London Guardian 
April 26, 2013
Plans to ban insecticides linked to serious harm in bees  across Europe would be a “serious mistake” and could harm food production, according to the government’s chief scientific adviser. Sir Mark Walport’s strident defence of the government’s opposition to the proposed ban came on Friday as hundreds of beekeepers and environmental campaigners marched on parliament in protest  and delivered a petition signed by 2.6 million people  to the prime minister at No 10 Downing Street.
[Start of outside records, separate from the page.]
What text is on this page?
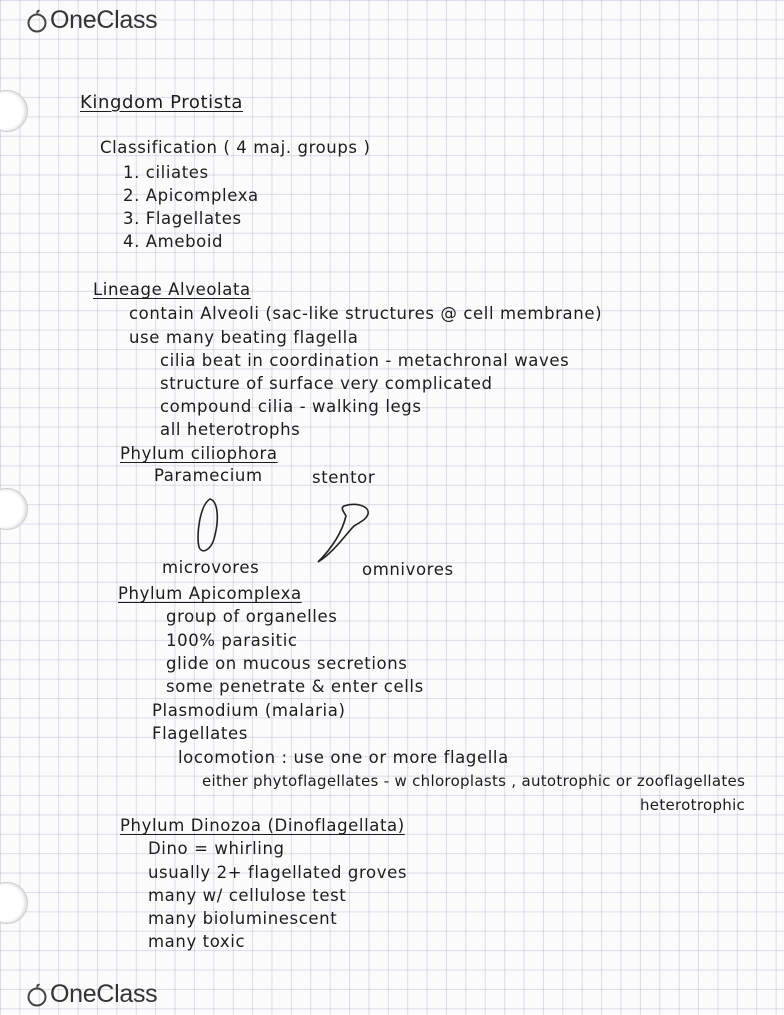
OneClass
Kingdom Protista
Classification ( 4 maj. groups )
1. ciliates
2. Apicomplexa
3. Flagellates
4. Ameboid
Lineage Alveolata
contain Alveoli (sac-like structures @ cell membrane)
use many beating flagella
cilia beat in coordination - metachronal waves
structure of surface very complicated
compound cilia - walking legs
all heterotrophs
Phylum ciliophora
Paramecium	stentor
microvores	omnivores
Phylum Apicomplexa
group of organelles
100% parasitic
glide on mucous secretions
some penetrate & enter cells
Plasmodium (malaria)
Flagellates
locomotion : use one or more flagella
either phytoflagellates - w chloroplasts , autotrophic or zooflagellates
heterotrophic
Phylum Dinozoa (Dinoflagellata)
Dino = whirling
usually 2+ flagellated groves
many w/ cellulose test
many bioluminescent
many toxic
OneClass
“This plan is motivated by a quite understandable desire to save the beleaguered bee and concern about a serious decline in other important pollinator species,” Walport wrote in the Financial Times . But Walport, who is just a month into the job, said the European commission must drop its proposal to suspend three neonicotinoids  from use on flowering crops, such as corn, that bees feed on: “The consequences of such a moratorium could be harmful to the continent’s crop production, farming communities and consumers.”
Supporters of the ban, likely to be passed in a vote on Monday, argue the greater risk to food production is from the long-term loss of bees. Experts at the European Food Safety Authority have concluded there is now sufficient evidence to impose a precautionary ban while further research is done.
On the march, Steve Benbow, owner of the London Honey Company, which has several hundred hives across the UK, said: “We’re here because the government is not listening to beekeepers – they need to wake up.”